A comparatively small but pleasant discovery is that the climactic stunt in the film, which for years I thought was an optical effect, turns out to be real. They actually loop a helicopter in camera. Admittedly it’s a radio controlled miniature (which would have a far more useful power to weight ratio), but the shot always looked fake to me, as if they just rotated the camera instead. There’s no object in the background of the frame for reference, not even a cloud, and they cut away for Murphy’s reaction shot during the scene. In the extras, they show the original footage without any cutaways, and sure enough, the helicopter loops. But that’s just a small aspect of the film that I learned for the first time.
All this time, for me Blue Thunder had been a warning from 1984, the prevalent threat of Big Brother, governments snooping on their own citizens, and the villain helicopter epitomised all that with all its electronic surveillance equipment, and its computer tied into every government database, to the degree that the honking great gun on the front felt like an afterthought. It’s when the snoopers get snooped upon by their own snooping machine that the plot really shifts up a gear until the film’s explosive climax. That element of action thriller is still a strong component in the story and it still works well today.
The film takes on a whole other degree of relevancy if you look at the motives of the conspirators. The ostensible reason behind Blue Thunder’s deployment is security for the Olympics, but Murphy uncovers details of Project T.H.O.R., Tactical Helicopter Offensive Response. If you pay attention to the background noise in the film, the news reports (Casey Wong from Robocop) and the like, you’ll see the film is set against a Los Angeles facing racial tension and violence. You have the government sending in military hardware to deal with civil unrest, and all of a sudden, 1983 looks a lot like 2020.

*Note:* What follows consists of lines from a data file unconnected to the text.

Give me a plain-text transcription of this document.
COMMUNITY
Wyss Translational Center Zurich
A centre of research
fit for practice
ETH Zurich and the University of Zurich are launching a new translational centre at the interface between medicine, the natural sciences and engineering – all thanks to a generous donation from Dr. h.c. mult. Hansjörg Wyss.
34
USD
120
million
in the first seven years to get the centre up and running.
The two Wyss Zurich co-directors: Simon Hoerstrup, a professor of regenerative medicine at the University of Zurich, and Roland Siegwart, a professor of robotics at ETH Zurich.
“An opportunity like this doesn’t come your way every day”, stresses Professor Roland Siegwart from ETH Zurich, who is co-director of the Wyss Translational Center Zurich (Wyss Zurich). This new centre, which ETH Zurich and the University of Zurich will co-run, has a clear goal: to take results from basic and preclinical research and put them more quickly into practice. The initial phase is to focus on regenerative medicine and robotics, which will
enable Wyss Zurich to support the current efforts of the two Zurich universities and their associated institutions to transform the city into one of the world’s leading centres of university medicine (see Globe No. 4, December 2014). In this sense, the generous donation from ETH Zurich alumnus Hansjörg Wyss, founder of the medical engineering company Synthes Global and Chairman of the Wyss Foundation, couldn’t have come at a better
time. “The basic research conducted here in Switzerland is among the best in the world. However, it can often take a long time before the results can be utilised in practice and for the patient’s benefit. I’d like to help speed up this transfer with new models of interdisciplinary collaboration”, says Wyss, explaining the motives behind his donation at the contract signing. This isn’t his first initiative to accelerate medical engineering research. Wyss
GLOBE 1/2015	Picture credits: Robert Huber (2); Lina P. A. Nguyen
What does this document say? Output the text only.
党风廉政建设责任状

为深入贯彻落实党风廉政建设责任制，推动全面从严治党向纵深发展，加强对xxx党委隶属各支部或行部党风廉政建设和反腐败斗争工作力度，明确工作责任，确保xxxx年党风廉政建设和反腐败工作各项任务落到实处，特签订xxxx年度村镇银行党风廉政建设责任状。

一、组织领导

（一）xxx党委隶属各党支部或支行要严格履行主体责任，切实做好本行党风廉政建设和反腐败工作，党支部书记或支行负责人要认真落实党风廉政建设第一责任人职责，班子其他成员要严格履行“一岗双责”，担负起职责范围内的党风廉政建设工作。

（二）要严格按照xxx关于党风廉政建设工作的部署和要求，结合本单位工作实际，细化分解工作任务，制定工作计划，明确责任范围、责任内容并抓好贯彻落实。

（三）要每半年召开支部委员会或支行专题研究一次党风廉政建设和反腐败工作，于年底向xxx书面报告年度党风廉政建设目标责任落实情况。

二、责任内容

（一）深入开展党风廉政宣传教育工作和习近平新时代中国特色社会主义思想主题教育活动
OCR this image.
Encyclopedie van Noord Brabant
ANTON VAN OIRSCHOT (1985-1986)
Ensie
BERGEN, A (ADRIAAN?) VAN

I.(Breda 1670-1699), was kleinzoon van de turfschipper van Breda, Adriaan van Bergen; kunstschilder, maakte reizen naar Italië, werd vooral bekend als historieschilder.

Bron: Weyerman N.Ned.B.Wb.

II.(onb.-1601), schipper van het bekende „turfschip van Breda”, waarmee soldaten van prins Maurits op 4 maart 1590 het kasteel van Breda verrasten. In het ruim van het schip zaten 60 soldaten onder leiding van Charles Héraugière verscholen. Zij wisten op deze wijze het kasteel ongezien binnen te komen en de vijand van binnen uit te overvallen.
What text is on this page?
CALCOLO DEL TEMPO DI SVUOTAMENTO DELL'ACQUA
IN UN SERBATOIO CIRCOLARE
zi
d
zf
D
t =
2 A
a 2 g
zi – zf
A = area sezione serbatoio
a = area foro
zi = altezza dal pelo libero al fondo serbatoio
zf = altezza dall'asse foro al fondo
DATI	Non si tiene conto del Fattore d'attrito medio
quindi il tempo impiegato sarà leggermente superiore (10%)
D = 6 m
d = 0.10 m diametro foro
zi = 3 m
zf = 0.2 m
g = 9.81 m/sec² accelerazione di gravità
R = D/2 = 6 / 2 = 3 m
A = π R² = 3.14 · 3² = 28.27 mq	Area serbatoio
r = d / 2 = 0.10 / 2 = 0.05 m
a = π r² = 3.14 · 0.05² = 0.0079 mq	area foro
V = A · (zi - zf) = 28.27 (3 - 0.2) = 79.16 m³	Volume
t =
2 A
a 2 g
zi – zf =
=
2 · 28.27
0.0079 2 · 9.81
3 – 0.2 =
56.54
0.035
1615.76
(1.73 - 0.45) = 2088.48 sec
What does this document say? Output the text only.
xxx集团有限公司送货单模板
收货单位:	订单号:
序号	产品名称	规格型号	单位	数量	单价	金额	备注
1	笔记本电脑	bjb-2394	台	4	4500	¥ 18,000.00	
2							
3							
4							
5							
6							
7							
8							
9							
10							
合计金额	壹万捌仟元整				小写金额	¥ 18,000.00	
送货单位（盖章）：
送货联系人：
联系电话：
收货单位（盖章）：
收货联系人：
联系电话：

Blue Thunder is an entertaining action thriller, paced well with great characters, and stunning aerial action sequences. They would never make a film like this today; health and safety would probably have a heart tremor even if you did it all in CGI. The flying sequences in Blue Thunder were largely done for real, and after all this time, the few effects shots that are there still look great. The story unfolds at a healthy pace, the mystery and the conspiracy all hangs together well enough, and the film has just the right, dry sense of humour to balance its darker elements. This special edition Blu-ray release presents the film in a great light, and it’s well worth seeking out.